Resenha publicada em 31 de maio de 2000
Brasileiro apurado
Joana Francesa traz o sabor da nova cozinha nacional
Armando Coelho Borges
O crítico precisa encontrar restaurante, de preferência novo, que valha a pena resenhar, para dar alegria ao leitor. Muitas vezes acha. Pode-se imaginar, também, as experiências ruins. De todos os preços e tamanhos. Cheias de erro e mediocridade. Ou de resultados dúbios, como restaurantes três em um, que juntam culinárias de partes diferentes do globo. Mas há recompensas. A ferramenta de trabalho, que a natureza deu e bondosamente renova, é o apetite. Esse otimista incorrigível nunca perde a esperança.

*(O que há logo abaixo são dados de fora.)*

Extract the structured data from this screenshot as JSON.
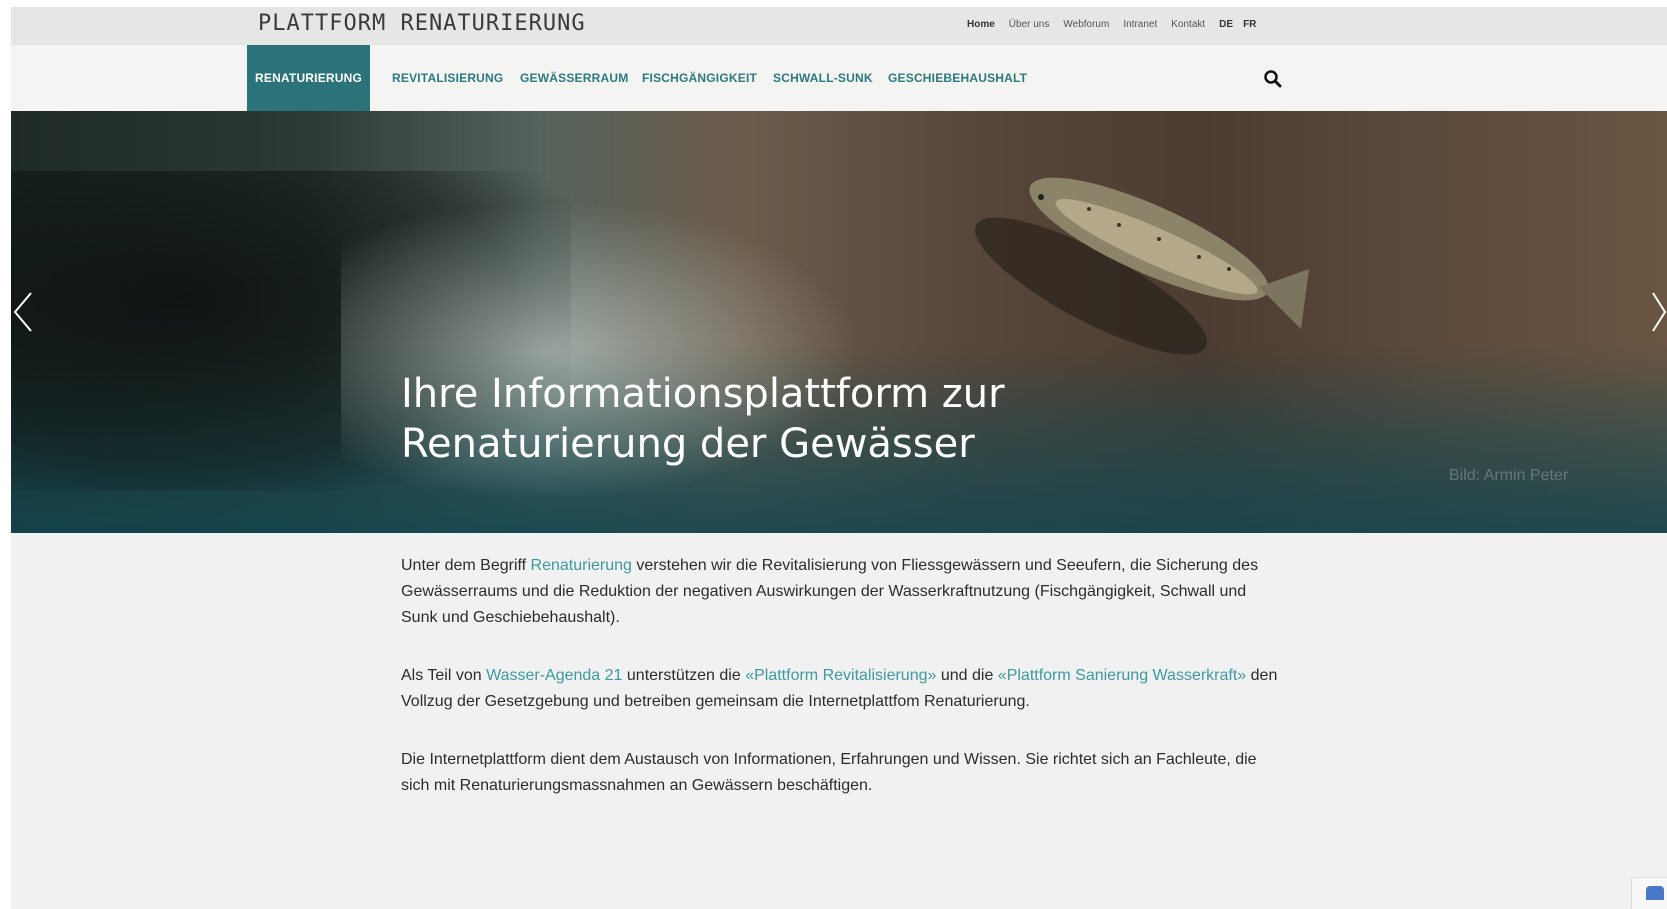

Joana Francesa, do filme de Cacá Diegues, com Jeanne Moreau e canção de Chico Buarque, quem diria, mora no Itaim. E que surpresa! É ótimo restaurante. O couvert (com beiju, bolinho de bacalhau e molho africano) traz a premonição. O carpaccio de abóbora (R$ 6,00), com azeite aromatizado e alcaparras, deliciosamente simples, não perde para a nouvelle cuisine. O escondidinho à joana (R$ 5,50), com mandioca, carne-seca e queijo cremoso, é uma criação. Nos pratos principais, o camarão com pérolas de chuchu (R$ 26,00), ao molho de tomate e pirão de acaçá, é a nova cozinha à brasileira, saborosa, mas sutil. A carne-seca (arroz com leite de coco, molho de camarão seco e quiabo frito, R$ 20,00), e obrigatórias gotas do molho de pimenta, outra sensação. Há mais pratos. Boas sobremesas, instalações adequadas, iluminação correta, cozinha visível e até uma pequena horta.
Guarde o nome da chef de cozinha: Chuca Cardoso. Publicitária, baiana, mexe com panelas desde criancinha. É a sócia que fica (e precisa ficar) ao fogão. Seu dom, inato, pode crescer ainda mais. Não espere carregação, comida pesada, à brasileira. É tudo apurado, como cozinha de autor. Ronda nossas quatro estrelas. A trilha sonora, de bom gosto, traz Chet Baker cantando Candy. Pena a lista de vinhos. É quase inexistente.